By Jerry Zezima
When you break a tooth that you’ve already had a root canal on, you root for your dentist to get to the root of the problem.
That’s what Dr. Anthony Fazio did on one of my molars, which he expertly repaired during a two-part procedure that was, I am happy to report, painless.
As Dr. Fazio said, “I didn’t feel a thing.”
The dental dilemma began while I was eating a bowl of soggy breakfast cereal. It’s a good thing I wasn’t gnawing on a steak bone or a piece of peanut brittle, which might have shattered the tooth and sent shards down my windpipe.
Then the choke would have been on me.
But I noticed that a small piece of my left bottom rear molar — Tooth No. 18, if you are scoring at home — had broken off.

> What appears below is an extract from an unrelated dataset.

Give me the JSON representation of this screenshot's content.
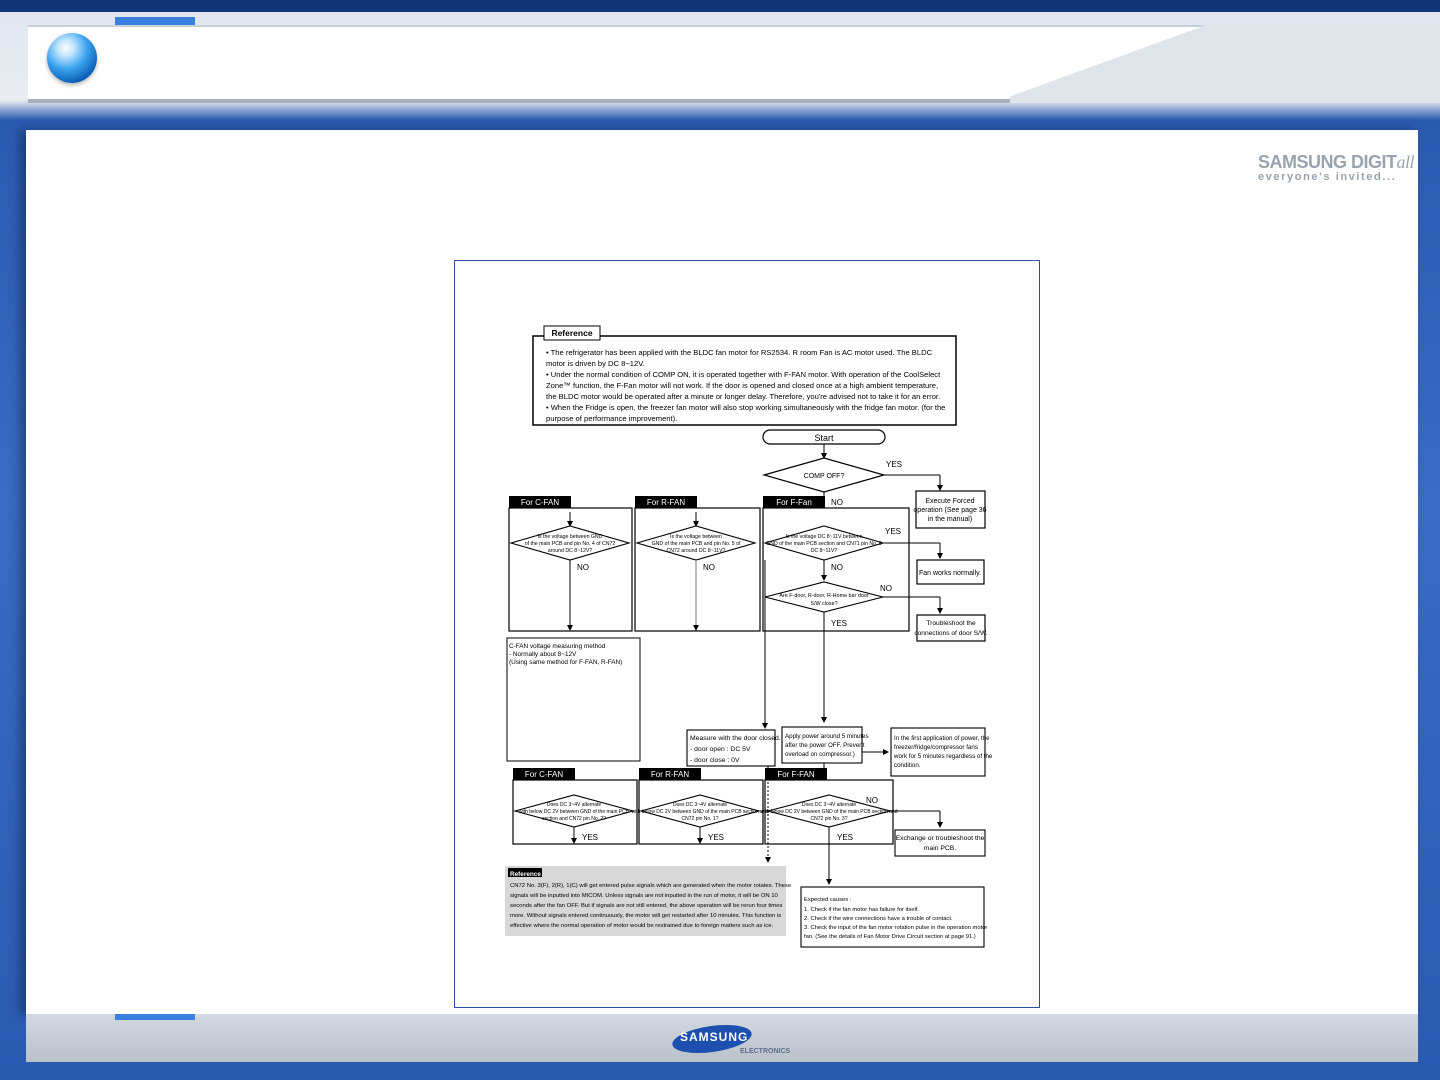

It’s the same tooth I had an emergency root canal on a year and a half ago while visiting my older daughter and her family, who live 300 miles away.
I called Dr. Fazio and made an appointment with office manager Lisa Rugen, who also is a dental assistant.
A week later, Dr. Fazio peered into my mouth and said, “You have some nerve. Fortunately,” he added, “the nerve was removed when you had the root canal, so this won’t hurt a bit.”
Then he went to work, pulling off the broken crown and putting a band on my tooth.
“I’m sorry it’s not a band of gold,” the good doctor said, reminding me of Freda Payne’s 1970 pop hit, which began playing in my head. “It’s more like a ring around the molar.”
Then he stuffed cotton in my cheek, making me feel like Marlon Brando in “The Godfather,” and applied a resin-modified glass ionomer, a substance a lot like spackle, only not as tasty.
“You’re starting to drool,” the dentist pointed out.
“There’s no drool like an old drool,” I said as Lisa suctioned out the streaming saliva.
“You have a choice for your new crown — porcelain or metal,” Dr. Fazio said.
“If I pick metal, could I be hit by lightning?” I asked.
“It would be shocking if that happened,” he replied.
Porcelain, Dr. Fazio said, is sturdy but could break, like my old crown, which was made in a dentist’s office a few days after my root canal.
“Whatever kind you choose will be made in a lab,” he said.
“Which one?” I wondered.
“Dr. Frankenstein’s House of Horrors,” Dr. Fazio deadpanned.
“I’ll take metal so I can show my mettle,” I said.
“It won’t show because it will be in the back of your mouth,” said the doctor, who had applied a temporary crown to hold me over until my next appointment.
Two weeks later, I was ready for round two.
“You know the drill,” Dr. Fazio said.
I nodded and opened wide.
He didn’t need a drill but instead used a diamond bur to smooth out my molar after applying a viscous liquid called polyvinyl siloxane, or PVS, to make what I must say was a very good impression.
“You burned through two burs last time,” he said.
“I guess diamonds aren’t a boy’s best friend,” I noted.
Dr. Fazio described PVS as “very expensive Play-Doh.”
“Plato is my favorite Greek philosopher,” I said.
“He molded me into the man I am today,” said Dr. Fazio, who let me watch the Three Stooges while the PVS dried.
“This isn’t the one where they’re dentists, is it?” I asked nervously.
“No,” he replied. “This time, they’re plumbers.”
At my last appointment, after the new metal crown came back from the lab, Dr. Fazio put it on my molar.
The crown fit perfectly and felt good.
“And it won’t break,” he promised.
“Great job,” I said. “It’s a crowning achievement.”